Short: 'There had clearly been some shenanigans going on'
When Lord Goldsmith, the Attorney General, arrived at the all-important cabinet meeting convened to approve war on Iraq in March, there was one vacant seat at the coffin-shaped table.
Robin Cook, who was Leader of the Commons, had told Tony Blair minutes earlier that he was quitting the Government in protest at the impending conflict.
Lord Goldsmith sat down in Mr Cook's normal place and proceeded to distribute to the assembled ministers two pages of A4 paper on which the legal case for military action was based.
Clare Short, who later resigned from her post as International Development Secretary, was puzzled by the brevity of the Attorney's General's opinion.
She told The Independent yesterday: "I tried to discuss his advice with the Cabinet, but they said, 'Oh, shut up Clare'. It was obvious to me that something mysterious had gone on.
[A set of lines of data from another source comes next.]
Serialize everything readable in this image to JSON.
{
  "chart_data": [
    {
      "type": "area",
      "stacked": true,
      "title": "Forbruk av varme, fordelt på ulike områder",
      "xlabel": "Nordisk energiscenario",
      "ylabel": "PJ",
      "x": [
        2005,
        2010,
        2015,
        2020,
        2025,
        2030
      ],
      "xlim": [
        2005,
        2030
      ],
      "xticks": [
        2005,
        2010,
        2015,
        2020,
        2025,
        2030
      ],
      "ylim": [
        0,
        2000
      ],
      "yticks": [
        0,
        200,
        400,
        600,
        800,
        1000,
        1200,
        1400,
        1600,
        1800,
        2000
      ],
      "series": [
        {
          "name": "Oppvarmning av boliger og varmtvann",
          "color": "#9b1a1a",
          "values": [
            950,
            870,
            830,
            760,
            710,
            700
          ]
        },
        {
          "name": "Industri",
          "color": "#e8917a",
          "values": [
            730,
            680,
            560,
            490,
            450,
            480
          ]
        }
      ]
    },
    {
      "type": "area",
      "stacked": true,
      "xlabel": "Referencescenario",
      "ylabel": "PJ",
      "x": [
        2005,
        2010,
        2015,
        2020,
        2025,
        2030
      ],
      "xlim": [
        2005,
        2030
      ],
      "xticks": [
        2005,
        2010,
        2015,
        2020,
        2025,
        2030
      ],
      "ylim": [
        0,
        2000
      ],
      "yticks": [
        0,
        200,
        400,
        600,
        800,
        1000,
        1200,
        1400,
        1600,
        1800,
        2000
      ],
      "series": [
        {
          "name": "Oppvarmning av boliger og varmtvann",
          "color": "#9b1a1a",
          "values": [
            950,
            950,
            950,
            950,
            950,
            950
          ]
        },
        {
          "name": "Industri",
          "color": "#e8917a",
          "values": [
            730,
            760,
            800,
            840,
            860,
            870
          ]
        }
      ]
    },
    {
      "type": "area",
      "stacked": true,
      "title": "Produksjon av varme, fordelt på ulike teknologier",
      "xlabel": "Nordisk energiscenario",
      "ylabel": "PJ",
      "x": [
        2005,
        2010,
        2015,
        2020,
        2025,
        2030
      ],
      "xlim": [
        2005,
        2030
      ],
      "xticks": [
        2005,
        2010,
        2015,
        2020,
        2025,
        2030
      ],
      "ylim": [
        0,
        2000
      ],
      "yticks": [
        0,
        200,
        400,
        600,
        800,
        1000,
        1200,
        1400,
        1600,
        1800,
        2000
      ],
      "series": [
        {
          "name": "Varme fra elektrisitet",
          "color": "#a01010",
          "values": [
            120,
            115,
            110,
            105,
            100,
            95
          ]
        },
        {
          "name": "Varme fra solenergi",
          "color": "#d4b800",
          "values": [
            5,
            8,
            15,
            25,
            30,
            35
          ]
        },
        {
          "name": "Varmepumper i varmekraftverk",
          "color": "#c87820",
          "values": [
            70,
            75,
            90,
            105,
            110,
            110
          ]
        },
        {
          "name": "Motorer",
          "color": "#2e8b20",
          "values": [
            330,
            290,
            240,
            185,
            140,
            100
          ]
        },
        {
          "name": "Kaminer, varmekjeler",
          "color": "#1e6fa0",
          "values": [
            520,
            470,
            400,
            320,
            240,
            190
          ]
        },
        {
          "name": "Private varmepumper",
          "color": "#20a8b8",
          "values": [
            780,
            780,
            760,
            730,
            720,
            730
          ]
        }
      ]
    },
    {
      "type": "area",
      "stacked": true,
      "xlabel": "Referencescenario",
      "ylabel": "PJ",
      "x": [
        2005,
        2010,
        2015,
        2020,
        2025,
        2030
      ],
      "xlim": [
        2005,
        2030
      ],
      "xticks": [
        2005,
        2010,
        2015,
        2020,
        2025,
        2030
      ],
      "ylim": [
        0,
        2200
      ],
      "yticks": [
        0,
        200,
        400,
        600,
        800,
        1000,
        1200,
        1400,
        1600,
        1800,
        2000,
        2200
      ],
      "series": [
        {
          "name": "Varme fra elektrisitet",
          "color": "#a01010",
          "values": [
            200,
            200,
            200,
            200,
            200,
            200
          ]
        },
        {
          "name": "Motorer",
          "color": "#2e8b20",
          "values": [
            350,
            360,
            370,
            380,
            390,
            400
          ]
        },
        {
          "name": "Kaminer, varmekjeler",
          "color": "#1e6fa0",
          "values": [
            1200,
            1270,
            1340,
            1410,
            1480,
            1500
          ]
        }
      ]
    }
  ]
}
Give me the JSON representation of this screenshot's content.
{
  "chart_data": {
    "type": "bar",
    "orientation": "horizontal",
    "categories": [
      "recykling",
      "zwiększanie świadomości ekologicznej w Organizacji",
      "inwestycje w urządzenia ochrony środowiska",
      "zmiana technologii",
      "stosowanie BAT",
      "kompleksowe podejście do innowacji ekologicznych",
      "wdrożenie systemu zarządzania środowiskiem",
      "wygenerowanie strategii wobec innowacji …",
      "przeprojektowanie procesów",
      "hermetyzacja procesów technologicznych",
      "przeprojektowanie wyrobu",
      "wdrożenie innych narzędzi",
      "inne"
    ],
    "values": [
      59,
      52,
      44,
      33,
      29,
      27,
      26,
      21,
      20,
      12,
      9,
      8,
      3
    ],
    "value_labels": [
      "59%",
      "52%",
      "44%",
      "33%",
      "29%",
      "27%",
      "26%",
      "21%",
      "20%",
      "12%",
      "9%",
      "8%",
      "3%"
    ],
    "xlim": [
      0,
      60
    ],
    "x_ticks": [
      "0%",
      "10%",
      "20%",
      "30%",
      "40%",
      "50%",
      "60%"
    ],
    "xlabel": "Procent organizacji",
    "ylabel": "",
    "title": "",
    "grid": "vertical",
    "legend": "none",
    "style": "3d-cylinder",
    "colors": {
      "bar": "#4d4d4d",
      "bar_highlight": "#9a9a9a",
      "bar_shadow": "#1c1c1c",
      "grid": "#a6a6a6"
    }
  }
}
There had clearly been some shenanigans going on."
Many of Ms Short's own officials, as well as those in the Ministry of Defence, had desperately wanted reassurance that their actions would be given legal cover in the event of a war. The two pages of A4 paper appeared to provide ministers with enough reassurance for them to proceed. Even so, many in Whitehall had been seriously worried about strong and persistent rumours that some in the Foreign Office legal team were arguing that war without a second UN resolution would have be unlawful.
Their fears were to be realised the week after the eve-of-war cabinet meeting, when Elizabeth Wilmhurst, the deputy legal adviser at the Foreign Office, resigned. Ms Wilmhurst was understood to have disagreed with those arguing that international law covered the action.
The truncated version of the Attorney General's advice - just 358 words - relied mainly on UN resolutions passed at the time of the 1990-91 Gulf War. Resolution 678 authorised force to eject Iraq from Kuwait and restore peace in the area. Resolution 687 imposed ceasefire conditions, including pledges not to produce WMD. Any breach would revive the earlier authority for war. But many legal experts pointed out that relying heavily on a 14-year-old UN resolution would not meet normal standards of international law.